Selecting an Instructor
If you’re interested in learning Argentine Tango, selecting an instructor and class is a part of the learning experience. Tango is a folk dance – even if it is perhaps one the most elegant and cultural of all folk dances, still it is a folk dance – as such it is taught by dancers. As Oscar Casas (famous milonguero and instructor from Buenos Aires) said at one of the Tucson Tango Festivals: “Tango is taught like martial arts, yellows teaching whites, and oranges teaching yellows and so forth. We all teach tango. Hopefully you find someone that can dance to teach you.”
There is no unified curriculum for tango nor should there be. However your goal would be to have someone to dance with so it would help if you take lessons from someone that is actually dancing tango in the tango community, on a local, national and international level.
There are several instructors in Tucson with a variety of skills and teaching methods. As a student new to Argentine Tango there are several things you need to keep in mind when making your selection.
First and foremost be sure they are teaching Argentine Tango not ballroom or international tango. The dances are not the same. You will want to eventually dance with the community so be sure you study with someone that dances within the community at local milongas (Milonga is the name of the event where tango is danced). You may want to dance tango in other cities so it might suit you to look for someone that dances and studies in other cities, not just Tucson. Find a milonga on the calendar and ask around.
Argentine Tango is a complex dance. People quit lessons because they are surprised by the complexity and discipline required. It looks easy so it must be easy and frustration sets in. Plan to be patient with yourself and give yourself permission to learn and you will be fine. There are no short cuts to learning tango. You might advance your learning curve for a while, but eventually you have to understand and master some basic principles and that takes time.
How long does it take to learn tango? It takes anywhere from two to five years to start to become proficient at Argentine tango. Your learning curve will depend on your level of dedication, practice, classes and milonga attendance. Those that take private lessons, attend group classes and attend a practica and a milonga each week will advance much faster than those that only attend group classes and the occasional milonga. Private lessons are a sure way to improve more rapidly.
What separates Argentine Tango from all other dances is its versatility and improvisational applications. Each step in Tango is independent from any other step which allows dancers to move effortlessly on a crowded floor while musically executing complex steps.

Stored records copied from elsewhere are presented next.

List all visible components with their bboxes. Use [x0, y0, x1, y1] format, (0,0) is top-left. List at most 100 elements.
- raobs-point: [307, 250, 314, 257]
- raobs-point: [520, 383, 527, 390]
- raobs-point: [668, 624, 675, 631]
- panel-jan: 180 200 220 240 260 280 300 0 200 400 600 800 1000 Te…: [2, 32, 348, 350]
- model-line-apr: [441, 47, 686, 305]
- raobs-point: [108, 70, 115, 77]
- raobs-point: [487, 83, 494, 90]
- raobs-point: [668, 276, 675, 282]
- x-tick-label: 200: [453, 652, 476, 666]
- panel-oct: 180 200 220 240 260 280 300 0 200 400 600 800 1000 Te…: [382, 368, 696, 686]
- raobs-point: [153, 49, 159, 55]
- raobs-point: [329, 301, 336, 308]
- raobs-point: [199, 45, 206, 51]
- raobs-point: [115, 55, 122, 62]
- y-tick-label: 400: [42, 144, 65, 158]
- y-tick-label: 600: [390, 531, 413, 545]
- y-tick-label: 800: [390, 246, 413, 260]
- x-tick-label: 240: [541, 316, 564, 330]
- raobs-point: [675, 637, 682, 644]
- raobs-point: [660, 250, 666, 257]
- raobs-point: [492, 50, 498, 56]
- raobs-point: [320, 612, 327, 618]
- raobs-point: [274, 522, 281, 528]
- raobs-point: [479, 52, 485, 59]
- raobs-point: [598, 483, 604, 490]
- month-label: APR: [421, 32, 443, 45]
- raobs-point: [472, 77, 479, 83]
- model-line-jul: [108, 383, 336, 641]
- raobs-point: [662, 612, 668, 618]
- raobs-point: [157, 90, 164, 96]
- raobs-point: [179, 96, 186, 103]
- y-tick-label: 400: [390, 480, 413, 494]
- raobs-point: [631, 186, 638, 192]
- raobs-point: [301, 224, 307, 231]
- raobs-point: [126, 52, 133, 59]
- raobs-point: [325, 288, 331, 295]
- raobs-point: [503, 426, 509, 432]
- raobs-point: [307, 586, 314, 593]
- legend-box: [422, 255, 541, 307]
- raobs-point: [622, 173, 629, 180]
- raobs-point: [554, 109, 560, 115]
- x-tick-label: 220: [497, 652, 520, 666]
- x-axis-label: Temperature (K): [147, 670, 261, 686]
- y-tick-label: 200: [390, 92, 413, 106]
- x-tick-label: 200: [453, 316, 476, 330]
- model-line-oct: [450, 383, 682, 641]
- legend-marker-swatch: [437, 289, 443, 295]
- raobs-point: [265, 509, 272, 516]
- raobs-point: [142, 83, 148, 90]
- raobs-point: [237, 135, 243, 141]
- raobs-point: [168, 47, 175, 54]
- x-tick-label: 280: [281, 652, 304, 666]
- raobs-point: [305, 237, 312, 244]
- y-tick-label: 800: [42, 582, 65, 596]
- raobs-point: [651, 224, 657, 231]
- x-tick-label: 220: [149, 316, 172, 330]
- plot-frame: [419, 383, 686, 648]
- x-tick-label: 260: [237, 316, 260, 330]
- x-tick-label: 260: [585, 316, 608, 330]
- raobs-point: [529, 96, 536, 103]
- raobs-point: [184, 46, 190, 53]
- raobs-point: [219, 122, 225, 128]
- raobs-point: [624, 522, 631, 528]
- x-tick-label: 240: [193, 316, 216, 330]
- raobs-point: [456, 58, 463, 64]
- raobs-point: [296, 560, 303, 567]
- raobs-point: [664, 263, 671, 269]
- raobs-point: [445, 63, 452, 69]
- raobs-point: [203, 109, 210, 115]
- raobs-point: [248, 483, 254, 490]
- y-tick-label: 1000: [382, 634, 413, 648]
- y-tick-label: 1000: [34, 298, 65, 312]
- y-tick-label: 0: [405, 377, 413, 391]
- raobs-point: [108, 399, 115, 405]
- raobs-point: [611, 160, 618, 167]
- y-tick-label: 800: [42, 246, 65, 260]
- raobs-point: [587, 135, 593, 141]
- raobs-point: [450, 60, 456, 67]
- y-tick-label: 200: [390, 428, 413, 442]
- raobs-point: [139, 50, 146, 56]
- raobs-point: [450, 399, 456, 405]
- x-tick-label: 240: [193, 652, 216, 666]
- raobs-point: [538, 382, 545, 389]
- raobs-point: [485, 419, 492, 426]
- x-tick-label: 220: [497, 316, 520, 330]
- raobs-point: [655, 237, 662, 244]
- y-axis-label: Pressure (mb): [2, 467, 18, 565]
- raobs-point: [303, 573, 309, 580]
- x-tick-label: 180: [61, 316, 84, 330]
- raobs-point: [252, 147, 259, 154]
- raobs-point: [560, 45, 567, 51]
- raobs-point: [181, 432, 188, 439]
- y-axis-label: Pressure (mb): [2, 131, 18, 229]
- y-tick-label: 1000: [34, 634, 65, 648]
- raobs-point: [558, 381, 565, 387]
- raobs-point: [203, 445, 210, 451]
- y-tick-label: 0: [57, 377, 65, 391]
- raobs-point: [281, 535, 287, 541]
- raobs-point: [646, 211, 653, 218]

A foundational part of your instruction is techniques such as posture, balance not just patterns. You will need ideas and elements to seam together a tango vocabulary that is useful for the social dance floor. Choreography is not always user-friendly on the dance floor. One of the fascinations of Argentine Tango is its improvisational nature.
Don’t feel you are locked into one instructor. There are many very gifted Argentine Tango instructors and guest instructors that visit Tucson. Each offer their own personality and personal experience to their instruction so there is no one person that in the end will help you find your golden chalice. You owe it to yourself to try them out and attend different workshops. You don’t get a degree from just one professor. You won’t learn tango from just one instructor.
Argentine Tango has three genres of musical phrasing you need to learn in order to successfully dance at a Milonga. In addition to Tango, there is Vals and Milonga. Vals is the fast 3/4 time waltz and Milonga is a frolicking 2/4 time playful rhythm.
Always keep in mind that Argentine Tango requires considerable discipline, dedication and patience. Stay with your lessons, be patient, practice and you will be rewarded by enriching not just your tango but your life as well.